May 9 through September 13, 2015

Above: Tsukioka Yoshitoshi, Mount Yoshino Midnight Moon from the series One Hundred Aspects of the Moon, 1886, color woodblock print

Ukiyo-e, or “images of the Floating World,” depict hedonistic pleasures in ancient Japan—the world of geishas, kabuki actors, and sumo wrestlers. This exhibition introduces this transient world through Japanese prints of the eighteenth to nineteenth centuries by such celebrated artists as Utamaro, Hokusai, Hiroshige, and Yoshitoshi. It also explores the Japanese fascination with ghosts and demons, a love of landscapes, and images of heroic deeds by Japanese warriors.

With Japan’s opening to the West in 1854, Western style began to influence the country’s art and culture, reflected in prints of the Meiji Period (1868-1912). In turn, Japanese prints found their way to Europe and were admired by many artists, including Impressionists like Claude Monet, who developed a large collection.

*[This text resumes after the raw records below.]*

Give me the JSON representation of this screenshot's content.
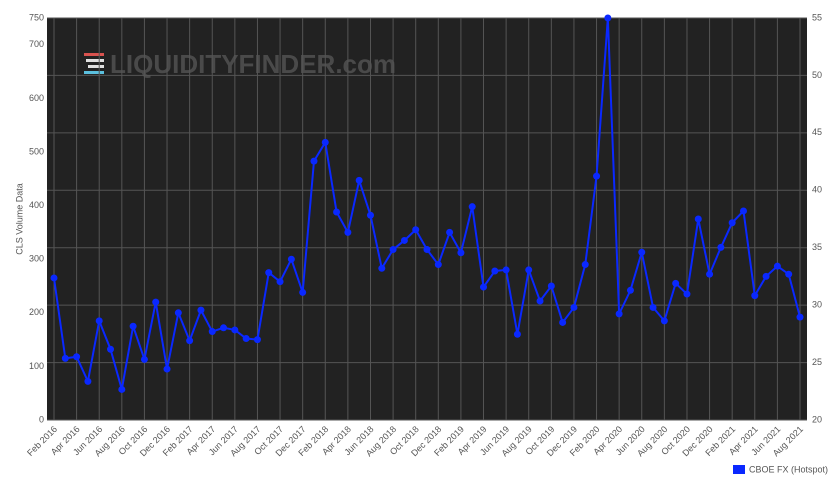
{
  "chart_data": {
    "type": "line",
    "watermark": "LIQUIDITYFINDER.com",
    "y_label": "CLS Volume Data",
    "categories": [
      "Feb 2016",
      null,
      "Apr 2016",
      null,
      "Jun 2016",
      null,
      "Aug 2016",
      null,
      "Oct 2016",
      null,
      "Dec 2016",
      null,
      "Feb 2017",
      null,
      "Apr 2017",
      null,
      "Jun 2017",
      null,
      "Aug 2017",
      null,
      "Oct 2017",
      null,
      "Dec 2017",
      null,
      "Feb 2018",
      null,
      "Apr 2018",
      null,
      "Jun 2018",
      null,
      "Aug 2018",
      null,
      "Oct 2018",
      null,
      "Dec 2018",
      null,
      "Feb 2019",
      null,
      "Apr 2019",
      null,
      "Jun 2019",
      null,
      "Aug 2019",
      null,
      "Oct 2019",
      null,
      "Dec 2019",
      null,
      "Feb 2020",
      null,
      "Apr 2020",
      null,
      "Jun 2020",
      null,
      "Aug 2020",
      null,
      "Oct 2020",
      null,
      "Dec 2020",
      null,
      "Feb 2021",
      null,
      "Apr 2021",
      null,
      "Jun 2021",
      null,
      "Aug 2021"
    ],
    "series": [
      {
        "name": "CBOE FX (Hotspot)",
        "color": "#0a28ff",
        "values": [
          265,
          115,
          118,
          72,
          185,
          132,
          57,
          175,
          113,
          220,
          95,
          200,
          148,
          205,
          165,
          172,
          168,
          152,
          150,
          275,
          258,
          300,
          238,
          483,
          518,
          388,
          350,
          447,
          382,
          283,
          318,
          335,
          355,
          318,
          290,
          350,
          312,
          398,
          248,
          278,
          280,
          160,
          280,
          222,
          250,
          182,
          210,
          290,
          455,
          750,
          198,
          242,
          313,
          210,
          185,
          255,
          235,
          375,
          272,
          322,
          368,
          390,
          232,
          268,
          287,
          272,
          192
        ]
      }
    ],
    "ylim": [
      0,
      750
    ],
    "yticks": [
      0,
      100,
      200,
      300,
      400,
      500,
      600,
      700,
      750
    ],
    "y2lim": [
      20,
      55
    ],
    "y2ticks": [
      20,
      25,
      30,
      35,
      40,
      45,
      50,
      55
    ],
    "grid": true
  }
}
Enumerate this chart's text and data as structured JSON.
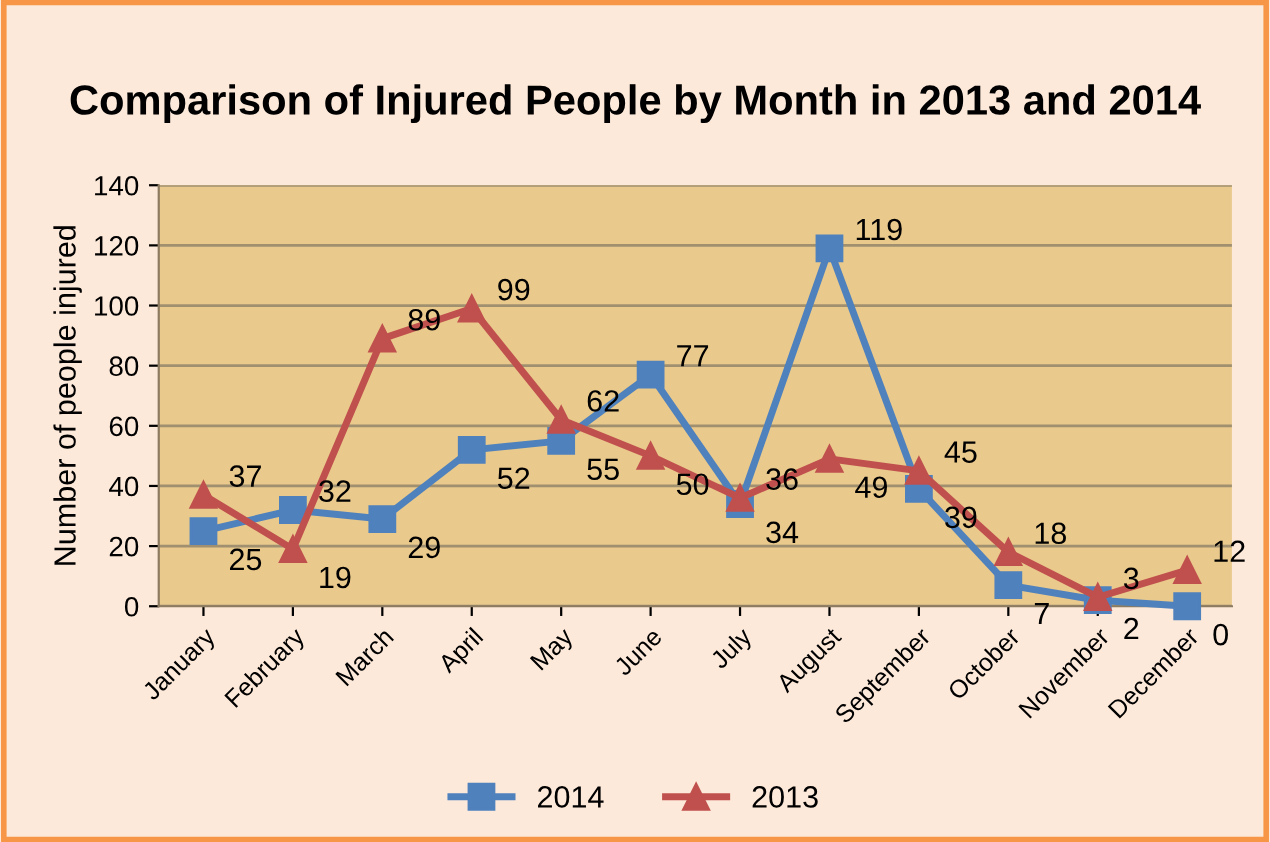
{
  "chart_data": {
    "type": "line",
    "title": "Comparison of Injured People by Month in 2013 and 2014",
    "ylabel": "Number of people injured",
    "categories": [
      "January",
      "February",
      "March",
      "April",
      "May",
      "June",
      "July",
      "August",
      "September",
      "October",
      "November",
      "December"
    ],
    "series": [
      {
        "name": "2014",
        "color": "#4f81bd",
        "marker": "square",
        "values": [
          25,
          32,
          29,
          52,
          55,
          77,
          34,
          119,
          39,
          7,
          2,
          0
        ]
      },
      {
        "name": "2013",
        "color": "#c0504d",
        "marker": "triangle",
        "values": [
          37,
          19,
          89,
          99,
          62,
          50,
          36,
          49,
          45,
          18,
          3,
          12
        ]
      }
    ],
    "ylim": [
      0,
      140
    ],
    "yticks": [
      0,
      20,
      40,
      60,
      80,
      100,
      120,
      140
    ],
    "grid": "y",
    "legend": "bottom",
    "data_labels": true,
    "line_style": "solid"
  }
}
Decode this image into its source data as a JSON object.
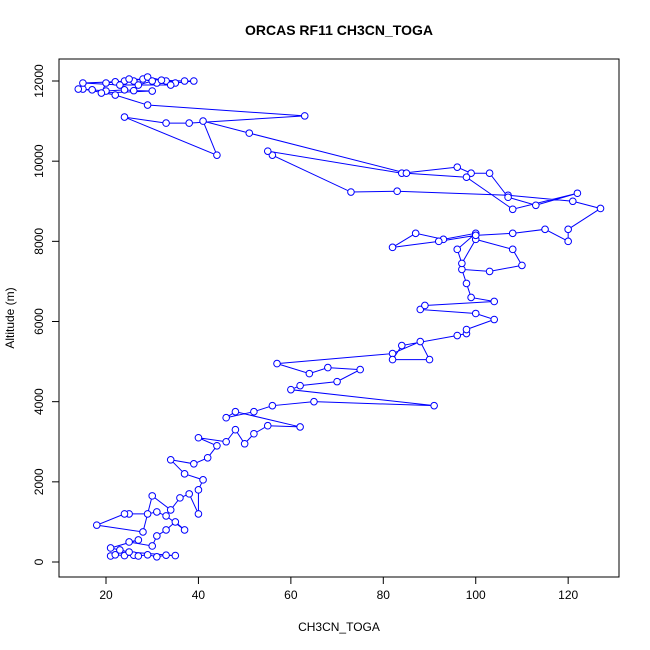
{
  "chart_data": {
    "type": "line",
    "title": "ORCAS RF11 CH3CN_TOGA",
    "x_label": "CH3CN_TOGA",
    "y_label": "Altitude (m)",
    "color": "#0000ff",
    "markers": true,
    "x": [
      21,
      22,
      24,
      26,
      27,
      29,
      31,
      33,
      35,
      25,
      23,
      21,
      27,
      25,
      30,
      31,
      33,
      35,
      37,
      33,
      31,
      29,
      25,
      24,
      18,
      28,
      30,
      34,
      36,
      38,
      40,
      40,
      41,
      37,
      34,
      39,
      42,
      44,
      40,
      46,
      48,
      50,
      52,
      55,
      62,
      48,
      46,
      52,
      56,
      65,
      91,
      60,
      62,
      70,
      75,
      68,
      64,
      57,
      82,
      88,
      90,
      82,
      84,
      96,
      98,
      98,
      104,
      100,
      88,
      89,
      104,
      99,
      98,
      97,
      103,
      110,
      108,
      100,
      97,
      96,
      100,
      93,
      87,
      82,
      92,
      100,
      108,
      115,
      120,
      120,
      127,
      121,
      107,
      83,
      73,
      56,
      55,
      84,
      96,
      99,
      103,
      107,
      113,
      122,
      108,
      98,
      85,
      51,
      41,
      44,
      24,
      33,
      38,
      63,
      29,
      22,
      15,
      14,
      17,
      20,
      24,
      26,
      30,
      19,
      20,
      24,
      28,
      31,
      35,
      39,
      33,
      29,
      26,
      22,
      15,
      23,
      34,
      30,
      27,
      25,
      32,
      37
    ],
    "values": [
      150,
      180,
      160,
      170,
      150,
      180,
      130,
      170,
      160,
      250,
      300,
      350,
      550,
      500,
      400,
      650,
      800,
      1000,
      800,
      1150,
      1250,
      1200,
      1200,
      1200,
      920,
      750,
      1650,
      1300,
      1600,
      1700,
      1200,
      1800,
      2050,
      2200,
      2550,
      2450,
      2600,
      2900,
      3100,
      3000,
      3300,
      2950,
      3200,
      3400,
      3370,
      3750,
      3600,
      3750,
      3900,
      4000,
      3900,
      4300,
      4400,
      4500,
      4800,
      4850,
      4700,
      4950,
      5200,
      5500,
      5050,
      5050,
      5400,
      5650,
      5700,
      5800,
      6050,
      6200,
      6300,
      6400,
      6500,
      6600,
      6950,
      7300,
      7250,
      7400,
      7800,
      8050,
      7450,
      7800,
      8200,
      8050,
      8200,
      7850,
      8000,
      8150,
      8200,
      8300,
      8000,
      8300,
      8820,
      9000,
      9150,
      9250,
      9230,
      10150,
      10250,
      9700,
      9850,
      9700,
      9700,
      9100,
      8900,
      9200,
      8800,
      9600,
      9700,
      10700,
      11000,
      10150,
      11100,
      10950,
      10950,
      11130,
      11400,
      11650,
      11800,
      11800,
      11780,
      11750,
      11780,
      11760,
      11750,
      11700,
      11950,
      12000,
      12050,
      11950,
      11950,
      12000,
      12000,
      12100,
      12000,
      11980,
      11950,
      11900,
      11900,
      12000,
      11900,
      12050,
      12020,
      12000
    ],
    "xlim": [
      9.83,
      131.0
    ],
    "ylim": [
      -374,
      12549
    ],
    "xticks": [
      20,
      40,
      60,
      80,
      100,
      120
    ],
    "yticks": [
      0,
      2000,
      4000,
      6000,
      8000,
      10000,
      12000
    ]
  }
}
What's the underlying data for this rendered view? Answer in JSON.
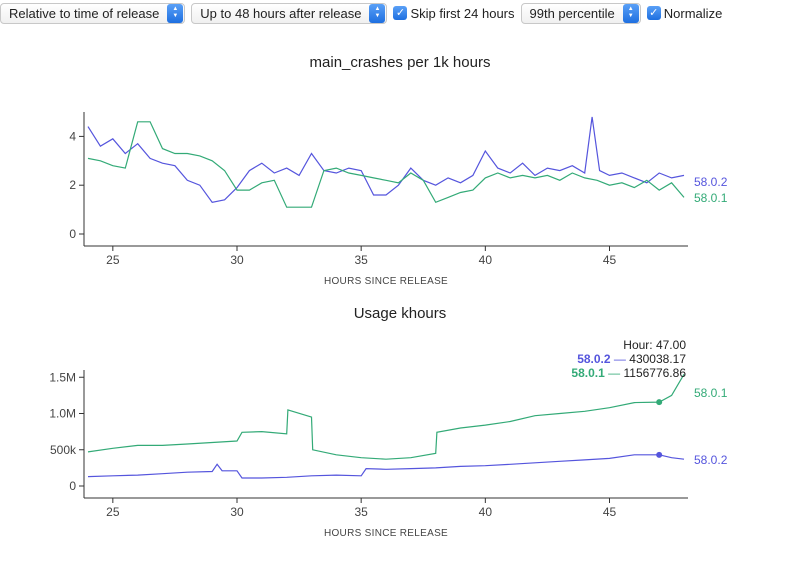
{
  "toolbar": {
    "selects": [
      {
        "name": "relative-time-select",
        "value": "Relative to time of release"
      },
      {
        "name": "hours-range-select",
        "value": "Up to 48 hours after release"
      },
      {
        "name": "percentile-select",
        "value": "99th percentile"
      }
    ],
    "checkboxes": [
      {
        "name": "skip-first-24-checkbox",
        "label": "Skip first 24 hours",
        "checked": true
      },
      {
        "name": "normalize-checkbox",
        "label": "Normalize",
        "checked": true
      }
    ]
  },
  "colors": {
    "v1": "#5555dd",
    "v2": "#33aa77"
  },
  "chart_data": [
    {
      "type": "line",
      "title": "main_crashes per 1k hours",
      "xlabel": "HOURS SINCE RELEASE",
      "ylabel": "",
      "xlim": [
        24,
        48
      ],
      "ylim": [
        0,
        5
      ],
      "xticks": [
        "25",
        "30",
        "35",
        "40",
        "45"
      ],
      "yticks": [
        "0",
        "2",
        "4"
      ],
      "series": [
        {
          "name": "58.0.2",
          "color": "#5555dd",
          "x": [
            24,
            24.5,
            25,
            25.5,
            26,
            26.5,
            27,
            27.5,
            28,
            28.5,
            29,
            29.5,
            30,
            30.5,
            31,
            31.5,
            32,
            32.5,
            33,
            33.5,
            34,
            34.5,
            35,
            35.5,
            36,
            36.5,
            37,
            37.5,
            38,
            38.5,
            39,
            39.5,
            40,
            40.5,
            41,
            41.5,
            42,
            42.5,
            43,
            43.5,
            44,
            44.3,
            44.6,
            45,
            45.5,
            46,
            46.5,
            47,
            47.5,
            48
          ],
          "y": [
            4.4,
            3.6,
            3.9,
            3.3,
            3.7,
            3.1,
            2.9,
            2.8,
            2.2,
            2.0,
            1.3,
            1.4,
            1.9,
            2.6,
            2.9,
            2.5,
            2.7,
            2.4,
            3.3,
            2.6,
            2.5,
            2.7,
            2.6,
            1.6,
            1.6,
            2.0,
            2.7,
            2.2,
            2.0,
            2.3,
            2.1,
            2.4,
            3.4,
            2.7,
            2.5,
            2.9,
            2.4,
            2.7,
            2.6,
            2.8,
            2.5,
            4.8,
            2.6,
            2.4,
            2.5,
            2.3,
            2.1,
            2.5,
            2.3,
            2.4
          ]
        },
        {
          "name": "58.0.1",
          "color": "#33aa77",
          "x": [
            24,
            24.5,
            25,
            25.5,
            26,
            26.5,
            27,
            27.5,
            28,
            28.5,
            29,
            29.5,
            30,
            30.5,
            31,
            31.5,
            32,
            32.5,
            33,
            33.5,
            34,
            34.5,
            35,
            35.5,
            36,
            36.5,
            37,
            37.5,
            38,
            38.5,
            39,
            39.5,
            40,
            40.5,
            41,
            41.5,
            42,
            42.5,
            43,
            43.5,
            44,
            44.5,
            45,
            45.5,
            46,
            46.5,
            47,
            47.5,
            48
          ],
          "y": [
            3.1,
            3.0,
            2.8,
            2.7,
            4.6,
            4.6,
            3.5,
            3.3,
            3.3,
            3.2,
            3.0,
            2.6,
            1.8,
            1.8,
            2.1,
            2.2,
            1.1,
            1.1,
            1.1,
            2.6,
            2.7,
            2.5,
            2.4,
            2.3,
            2.2,
            2.1,
            2.5,
            2.2,
            1.3,
            1.5,
            1.7,
            1.8,
            2.3,
            2.5,
            2.3,
            2.4,
            2.3,
            2.4,
            2.2,
            2.5,
            2.3,
            2.2,
            2.0,
            2.1,
            1.9,
            2.2,
            1.8,
            2.1,
            1.5
          ]
        }
      ]
    },
    {
      "type": "line",
      "title": "Usage khours",
      "xlabel": "HOURS SINCE RELEASE",
      "ylabel": "",
      "xlim": [
        24,
        48
      ],
      "ylim": [
        0,
        1600000
      ],
      "xticks": [
        "25",
        "30",
        "35",
        "40",
        "45"
      ],
      "yticks": [
        "0",
        "500k",
        "1.0M",
        "1.5M"
      ],
      "series": [
        {
          "name": "58.0.2",
          "color": "#5555dd",
          "x": [
            24,
            25,
            26,
            27,
            28,
            29,
            29.2,
            29.4,
            30,
            30.2,
            31,
            32,
            33,
            34,
            35,
            35.2,
            36,
            37,
            38,
            39,
            40,
            41,
            42,
            43,
            44,
            45,
            46,
            47,
            47.5,
            48
          ],
          "y": [
            130000,
            140000,
            150000,
            170000,
            190000,
            200000,
            300000,
            210000,
            210000,
            110000,
            110000,
            120000,
            140000,
            150000,
            140000,
            240000,
            230000,
            240000,
            250000,
            270000,
            280000,
            300000,
            320000,
            340000,
            360000,
            380000,
            430000,
            430038.17,
            390000,
            370000
          ]
        },
        {
          "name": "58.0.1",
          "color": "#33aa77",
          "x": [
            24,
            25,
            26,
            27,
            28,
            29,
            30,
            30.2,
            31,
            32,
            32.05,
            33,
            33.05,
            34,
            35,
            36,
            37,
            38,
            38.05,
            39,
            40,
            41,
            42,
            43,
            44,
            45,
            46,
            47,
            47.5,
            48
          ],
          "y": [
            470000,
            520000,
            560000,
            560000,
            580000,
            600000,
            620000,
            740000,
            750000,
            720000,
            1050000,
            950000,
            500000,
            430000,
            390000,
            370000,
            390000,
            450000,
            740000,
            800000,
            840000,
            890000,
            970000,
            1000000,
            1030000,
            1080000,
            1150000,
            1156776.86,
            1250000,
            1540000
          ]
        }
      ],
      "tooltip": {
        "hour_label": "Hour: 47.00",
        "rows": [
          {
            "version": "58.0.2",
            "value": "430038.17",
            "color": "#5555dd"
          },
          {
            "version": "58.0.1",
            "value": "1156776.86",
            "color": "#33aa77"
          }
        ],
        "hover_x": 47
      }
    }
  ]
}
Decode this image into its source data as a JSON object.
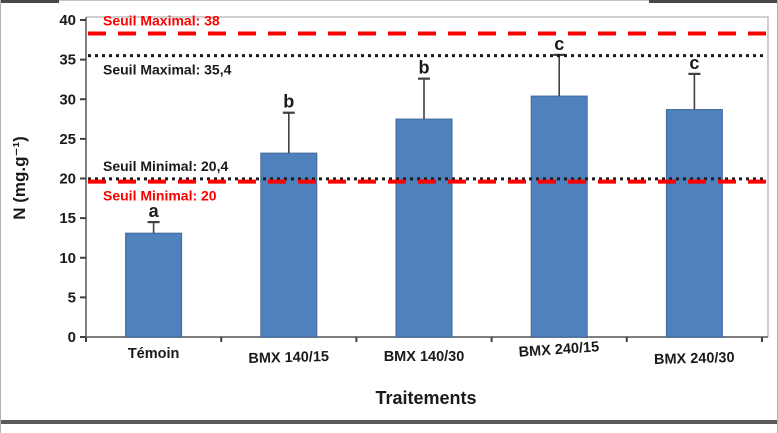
{
  "chart_data": {
    "type": "bar",
    "title": "",
    "xlabel": "Traitements",
    "ylabel": "N (mg.g⁻¹)",
    "categories": [
      "Témoin",
      "BMX 140/15",
      "BMX 140/30",
      "BMX 240/15",
      "BMX 240/30"
    ],
    "values": [
      13.1,
      23.2,
      27.5,
      30.4,
      28.7
    ],
    "error_bar_tops": [
      14.5,
      28.3,
      32.6,
      35.6,
      33.2
    ],
    "significance_letters": [
      "a",
      "b",
      "b",
      "c",
      "c"
    ],
    "ylim": [
      0,
      40
    ],
    "yticks": [
      0,
      5,
      10,
      15,
      20,
      25,
      30,
      35,
      40
    ],
    "grid": "off",
    "legend": "none",
    "bar_color": "#4f81bd",
    "bar_border_color": "#41689b",
    "error_bar_color": "#404040",
    "axis_color": "#7f7f7f",
    "plot_border_color": "#bfbfbf",
    "text_color": "#1a1a1a",
    "threshold_red": "#fe0000",
    "thresholds": [
      {
        "label": "Seuil Maximal: 38",
        "value": 38,
        "drawn_at": 38.3,
        "color": "#fe0000",
        "style": "dashed",
        "label_side": "above"
      },
      {
        "label": "Seuil Maximal: 35,4",
        "value": 35.4,
        "drawn_at": 35.5,
        "color": "#1a1a1a",
        "style": "dotted",
        "label_side": "below"
      },
      {
        "label": "Seuil Minimal: 20,4",
        "value": 20.4,
        "drawn_at": 19.95,
        "color": "#1a1a1a",
        "style": "dotted",
        "label_side": "above"
      },
      {
        "label": "Seuil Minimal: 20",
        "value": 20,
        "drawn_at": 19.6,
        "color": "#fe0000",
        "style": "dashed",
        "label_side": "below"
      }
    ]
  }
}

At the beginning of the twentieth century, Japan experienced a print revival with shin-hanga (new prints). This continued traditional ukiyo-e themes and the collaborative workshop system, in which artists worked with carvers, printers, and publishers. At the same time, a different art movement, sosaku-hanga (creative prints), emerged. Inspired by modern, international currents, these artists remained the sole creators of their prints. Key examples are on view in the exhibition, which takes visitors into the twenty-first century and highlights the impact of Japanese printmaking in Europe and America today.

Japanese prints were among the first gifts to the MFA and are some of the most recent donations for the 50th anniversary. Under Dr. John Schloder’s leadership, the Museum greatly expanded and enhanced its collection of Asian art and put more works on view in two galleries. Now Director Emeritus, Dr. Schloder is curating this show with Stephanie Chill.